You can pay off a 30-year mortgage early by making additional principal payments. However, you may save more money by choosing a 15-year mortgage instead, since they tend to have lower rates than 30-year mortgages. Make sure you can afford the higher monthly payments that come with a shorter loan term.

If you’re still on the fence about which loan suits you best, Lindner says there’s always the “cake and eat it too” option: Get a 30-year mortgage but make additional payments whenever your finances allow. If you plan to do this, you’ll want to make sure to avoid a loan with a prepayment penalty.

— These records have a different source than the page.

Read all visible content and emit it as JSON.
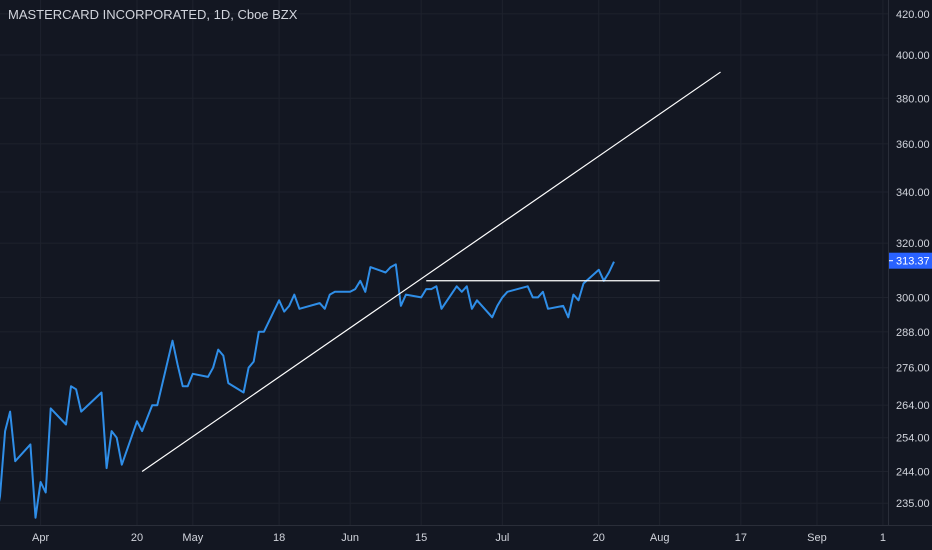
{
  "header": {
    "title": "MASTERCARD INCORPORATED, 1D, Cboe BZX"
  },
  "colors": {
    "background": "#131722",
    "grid": "#1e222d",
    "series": "#2f8ee8",
    "drawing": "#ffffff",
    "price_tag": "#2962ff",
    "text": "#d1d4dc"
  },
  "chart_data": {
    "type": "line",
    "title": "MASTERCARD INCORPORATED, 1D, Cboe BZX",
    "xlabel": "",
    "ylabel": "",
    "ylim": [
      229,
      427
    ],
    "y_scale": "log",
    "y_ticks": [
      {
        "value": 420,
        "label": "420.00"
      },
      {
        "value": 400,
        "label": "400.00"
      },
      {
        "value": 380,
        "label": "380.00"
      },
      {
        "value": 360,
        "label": "360.00"
      },
      {
        "value": 340,
        "label": "340.00"
      },
      {
        "value": 320,
        "label": "320.00"
      },
      {
        "value": 300,
        "label": "300.00"
      },
      {
        "value": 288,
        "label": "288.00"
      },
      {
        "value": 276,
        "label": "276.00"
      },
      {
        "value": 264,
        "label": "264.00"
      },
      {
        "value": 254,
        "label": "254.00"
      },
      {
        "value": 244,
        "label": "244.00"
      },
      {
        "value": 235,
        "label": "235.00"
      }
    ],
    "x_ticks": [
      {
        "date": "2020-04-01",
        "label": "Apr"
      },
      {
        "date": "2020-04-20",
        "label": "20"
      },
      {
        "date": "2020-05-01",
        "label": "May"
      },
      {
        "date": "2020-05-18",
        "label": "18"
      },
      {
        "date": "2020-06-01",
        "label": "Jun"
      },
      {
        "date": "2020-06-15",
        "label": "15"
      },
      {
        "date": "2020-07-01",
        "label": "Jul"
      },
      {
        "date": "2020-07-20",
        "label": "20"
      },
      {
        "date": "2020-08-01",
        "label": "Aug"
      },
      {
        "date": "2020-08-17",
        "label": "17"
      },
      {
        "date": "2020-09-01",
        "label": "Sep"
      },
      {
        "date": "2020-09-14",
        "label": "1"
      }
    ],
    "xlim": [
      "2020-03-24",
      "2020-09-15"
    ],
    "series": [
      {
        "x": [
          "2020-03-23",
          "2020-03-24",
          "2020-03-25",
          "2020-03-26",
          "2020-03-27",
          "2020-03-30",
          "2020-03-31",
          "2020-04-01",
          "2020-04-02",
          "2020-04-03",
          "2020-04-06",
          "2020-04-07",
          "2020-04-08",
          "2020-04-09",
          "2020-04-13",
          "2020-04-14",
          "2020-04-15",
          "2020-04-16",
          "2020-04-17",
          "2020-04-20",
          "2020-04-21",
          "2020-04-22",
          "2020-04-23",
          "2020-04-24",
          "2020-04-27",
          "2020-04-28",
          "2020-04-29",
          "2020-04-30",
          "2020-05-01",
          "2020-05-04",
          "2020-05-05",
          "2020-05-06",
          "2020-05-07",
          "2020-05-08",
          "2020-05-11",
          "2020-05-12",
          "2020-05-13",
          "2020-05-14",
          "2020-05-15",
          "2020-05-18",
          "2020-05-19",
          "2020-05-20",
          "2020-05-21",
          "2020-05-22",
          "2020-05-26",
          "2020-05-27",
          "2020-05-28",
          "2020-05-29",
          "2020-06-01",
          "2020-06-02",
          "2020-06-03",
          "2020-06-04",
          "2020-06-05",
          "2020-06-08",
          "2020-06-09",
          "2020-06-10",
          "2020-06-11",
          "2020-06-12",
          "2020-06-15",
          "2020-06-16",
          "2020-06-17",
          "2020-06-18",
          "2020-06-19",
          "2020-06-22",
          "2020-06-23",
          "2020-06-24",
          "2020-06-25",
          "2020-06-26",
          "2020-06-29",
          "2020-06-30",
          "2020-07-01",
          "2020-07-02",
          "2020-07-06",
          "2020-07-07",
          "2020-07-08",
          "2020-07-09",
          "2020-07-10",
          "2020-07-13",
          "2020-07-14",
          "2020-07-15",
          "2020-07-16",
          "2020-07-17",
          "2020-07-20",
          "2020-07-21",
          "2020-07-22",
          "2020-07-23"
        ],
        "values": [
          229,
          237,
          256,
          262,
          247,
          252,
          231,
          241,
          238,
          263,
          258,
          270,
          269,
          262,
          268,
          245,
          256,
          254,
          246,
          259,
          256,
          260,
          264,
          264,
          285,
          277,
          270,
          270,
          274,
          273,
          276,
          282,
          280,
          271,
          268,
          276,
          278,
          288,
          288,
          299,
          295,
          297,
          301,
          296,
          298,
          296,
          301,
          302,
          302,
          303,
          306,
          302,
          311,
          309,
          311,
          312,
          297,
          301,
          300,
          303,
          303,
          304,
          296,
          304,
          302,
          304,
          296,
          299,
          293,
          297,
          300,
          302,
          304,
          300,
          300,
          302,
          296,
          297,
          293,
          301,
          299,
          305,
          310,
          306,
          309,
          313
        ]
      }
    ],
    "drawings": [
      {
        "type": "trendline",
        "from": {
          "date": "2020-04-21",
          "value": 244
        },
        "to": {
          "date": "2020-08-13",
          "value": 392
        }
      },
      {
        "type": "horizontal_segment",
        "from": {
          "date": "2020-06-16",
          "value": 306
        },
        "to": {
          "date": "2020-08-01",
          "value": 306
        }
      }
    ],
    "last_price": {
      "value": 313.37,
      "label": "313.37"
    },
    "grid": true,
    "legend": "none"
  }
}
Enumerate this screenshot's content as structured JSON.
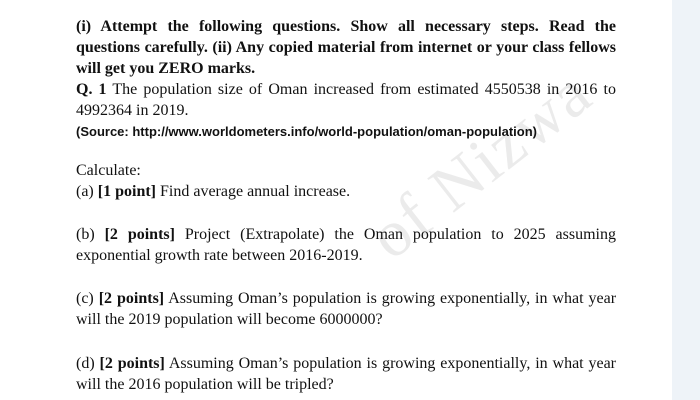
{
  "watermark": "of Nizwa",
  "instructions": {
    "part1": "(i) Attempt the following questions. Show all necessary steps. Read the questions carefully.",
    "part2": "(ii) Any copied material from internet or your class fellows will get you ZERO marks."
  },
  "question": {
    "label": "Q. 1",
    "text": "The population size of Oman increased from estimated 4550538 in 2016 to 4992364 in 2019.",
    "source": "(Source: http://www.worldometers.info/world-population/oman-population)"
  },
  "calculate": "Calculate:",
  "parts": [
    {
      "letter": "(a)",
      "points": "[1 point]",
      "text": "Find average annual increase."
    },
    {
      "letter": "(b)",
      "points": "[2 points]",
      "text": "Project (Extrapolate) the Oman population to 2025 assuming exponential growth rate between 2016-2019."
    },
    {
      "letter": "(c)",
      "points": "[2 points]",
      "text": "Assuming Oman’s population is growing exponentially, in what year will the 2019 population will become 6000000?"
    },
    {
      "letter": "(d)",
      "points": "[2 points]",
      "text": "Assuming Oman’s population is growing exponentially, in what year will the 2016 population will be tripled?"
    }
  ]
}
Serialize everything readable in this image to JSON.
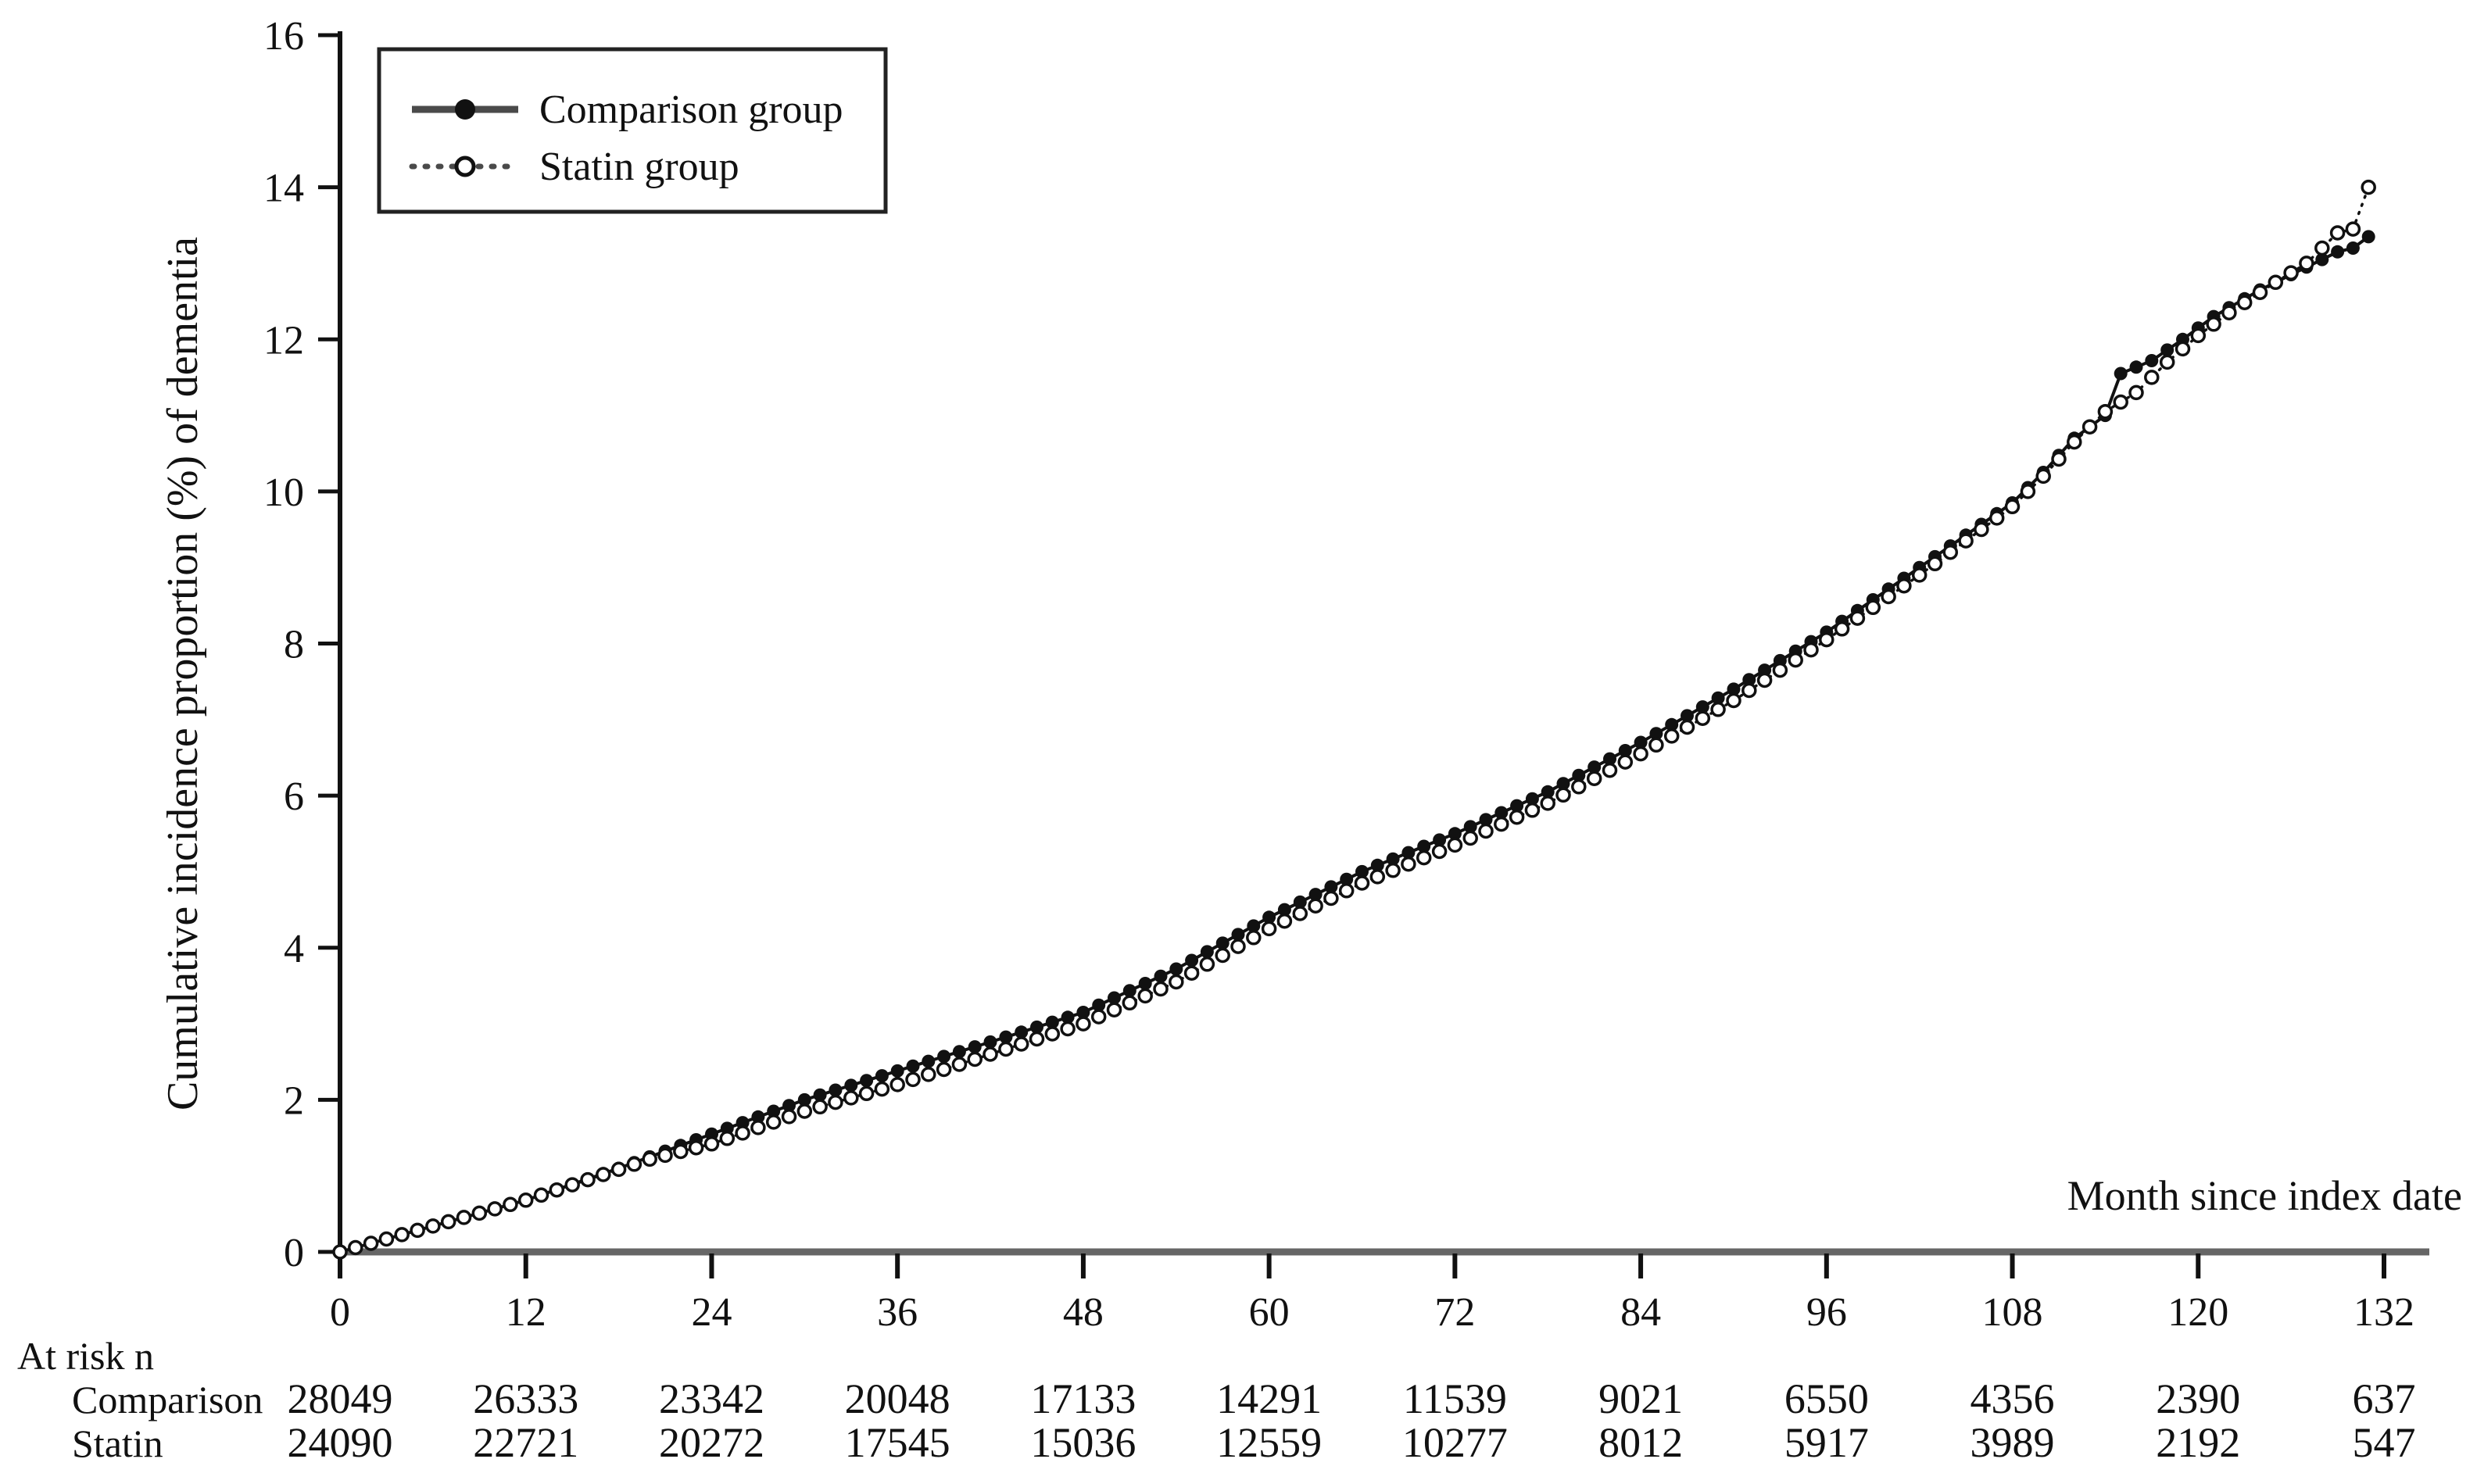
{
  "colors": {
    "ink": "#111111",
    "x_axis_line": "#666666",
    "legend_sample_line": "#4a4a4a",
    "background": "#ffffff"
  },
  "chart_data": {
    "type": "line",
    "title": "",
    "xlabel": "Month since index date",
    "ylabel": "Cumulative incidence proportion (%) of dementia",
    "xlim": [
      0,
      132
    ],
    "ylim": [
      0,
      16
    ],
    "grid": false,
    "legend_position": "top-left",
    "x_ticks": [
      0,
      12,
      24,
      36,
      48,
      60,
      72,
      84,
      96,
      108,
      120,
      132
    ],
    "y_ticks": [
      0,
      2,
      4,
      6,
      8,
      10,
      12,
      14,
      16
    ],
    "legend_items": [
      {
        "label": "Comparison group",
        "marker": "filled-circle",
        "line": "solid"
      },
      {
        "label": "Statin group",
        "marker": "open-circle",
        "line": "dotted"
      }
    ],
    "series": [
      {
        "name": "Comparison group",
        "marker": "filled-circle",
        "line_style": "solid",
        "sample_step_months": 1,
        "anchors": [
          [
            0,
            0
          ],
          [
            6,
            0.34
          ],
          [
            12,
            0.68
          ],
          [
            18,
            1.1
          ],
          [
            24,
            1.55
          ],
          [
            30,
            2.0
          ],
          [
            36,
            2.38
          ],
          [
            42,
            2.76
          ],
          [
            48,
            3.15
          ],
          [
            54,
            3.72
          ],
          [
            60,
            4.4
          ],
          [
            66,
            5.0
          ],
          [
            72,
            5.5
          ],
          [
            78,
            6.05
          ],
          [
            84,
            6.7
          ],
          [
            90,
            7.4
          ],
          [
            96,
            8.15
          ],
          [
            102,
            9.0
          ],
          [
            108,
            9.85
          ],
          [
            110,
            10.25
          ],
          [
            112,
            10.7
          ],
          [
            114,
            11.0
          ],
          [
            115,
            11.55
          ],
          [
            117,
            11.72
          ],
          [
            119,
            12.0
          ],
          [
            121,
            12.3
          ],
          [
            124,
            12.65
          ],
          [
            127,
            12.95
          ],
          [
            129,
            13.15
          ],
          [
            130,
            13.2
          ],
          [
            131,
            13.35
          ]
        ]
      },
      {
        "name": "Statin group",
        "marker": "open-circle",
        "line_style": "dotted",
        "sample_step_months": 1,
        "anchors": [
          [
            0,
            0
          ],
          [
            6,
            0.34
          ],
          [
            12,
            0.68
          ],
          [
            20,
            1.22
          ],
          [
            24,
            1.42
          ],
          [
            30,
            1.85
          ],
          [
            36,
            2.2
          ],
          [
            42,
            2.6
          ],
          [
            48,
            3.0
          ],
          [
            54,
            3.55
          ],
          [
            60,
            4.25
          ],
          [
            66,
            4.85
          ],
          [
            72,
            5.35
          ],
          [
            78,
            5.9
          ],
          [
            84,
            6.55
          ],
          [
            90,
            7.25
          ],
          [
            96,
            8.05
          ],
          [
            102,
            8.9
          ],
          [
            108,
            9.8
          ],
          [
            110,
            10.2
          ],
          [
            112,
            10.65
          ],
          [
            114,
            11.05
          ],
          [
            116,
            11.3
          ],
          [
            118,
            11.7
          ],
          [
            120,
            12.05
          ],
          [
            122,
            12.35
          ],
          [
            125,
            12.75
          ],
          [
            127,
            13.0
          ],
          [
            129,
            13.4
          ],
          [
            130,
            13.45
          ],
          [
            131,
            14.0
          ]
        ]
      }
    ],
    "at_risk": {
      "header": "At risk n",
      "months": [
        0,
        12,
        24,
        36,
        48,
        60,
        72,
        84,
        96,
        108,
        120,
        132
      ],
      "rows": [
        {
          "label": "Comparison",
          "values": [
            28049,
            26333,
            23342,
            20048,
            17133,
            14291,
            11539,
            9021,
            6550,
            4356,
            2390,
            637
          ]
        },
        {
          "label": "Statin",
          "values": [
            24090,
            22721,
            20272,
            17545,
            15036,
            12559,
            10277,
            8012,
            5917,
            3989,
            2192,
            547
          ]
        }
      ]
    }
  }
}
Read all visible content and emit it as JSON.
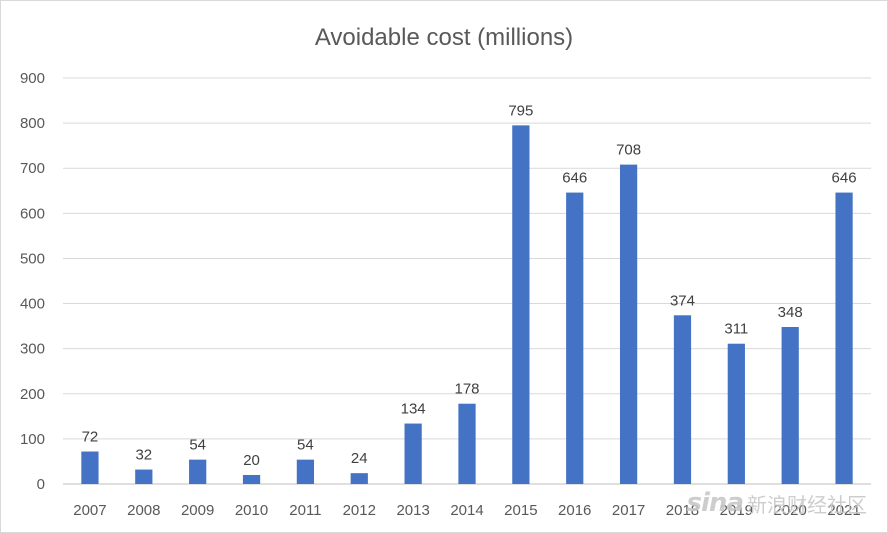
{
  "chart_data": {
    "type": "bar",
    "title": "Avoidable cost (millions)",
    "categories": [
      "2007",
      "2008",
      "2009",
      "2010",
      "2011",
      "2012",
      "2013",
      "2014",
      "2015",
      "2016",
      "2017",
      "2018",
      "2019",
      "2020",
      "2021"
    ],
    "values": [
      72,
      32,
      54,
      20,
      54,
      24,
      134,
      178,
      795,
      646,
      708,
      374,
      311,
      348,
      646
    ],
    "ylim": [
      0,
      900
    ],
    "yticks": [
      0,
      100,
      200,
      300,
      400,
      500,
      600,
      700,
      800,
      900
    ],
    "grid": true,
    "legend": "none",
    "bar_color": "#4472c4"
  },
  "watermark": {
    "brand": "sina",
    "text": "新浪财经社区"
  }
}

If you’re concerned about locking in a long-term interest rate when rates are high, Bridges says to consider how long you plan on keeping your home. Many buyers don’t hold a 30-year mortgage for the entire term – they usually move or refinance before the loan is fully repaid.

“The 30-year fixed is a beacon of safety and has tremendous value,” Bridges says. “But like most homeowners, you might have the loan for only five to 10 years before you refinance to a lower rate or transition to another home.”

By taking out a 30-year fixed-rate mortgage at current rates, you can get into the home you want today and keep options open for relocating or refinancing if there are lower rates available in the future.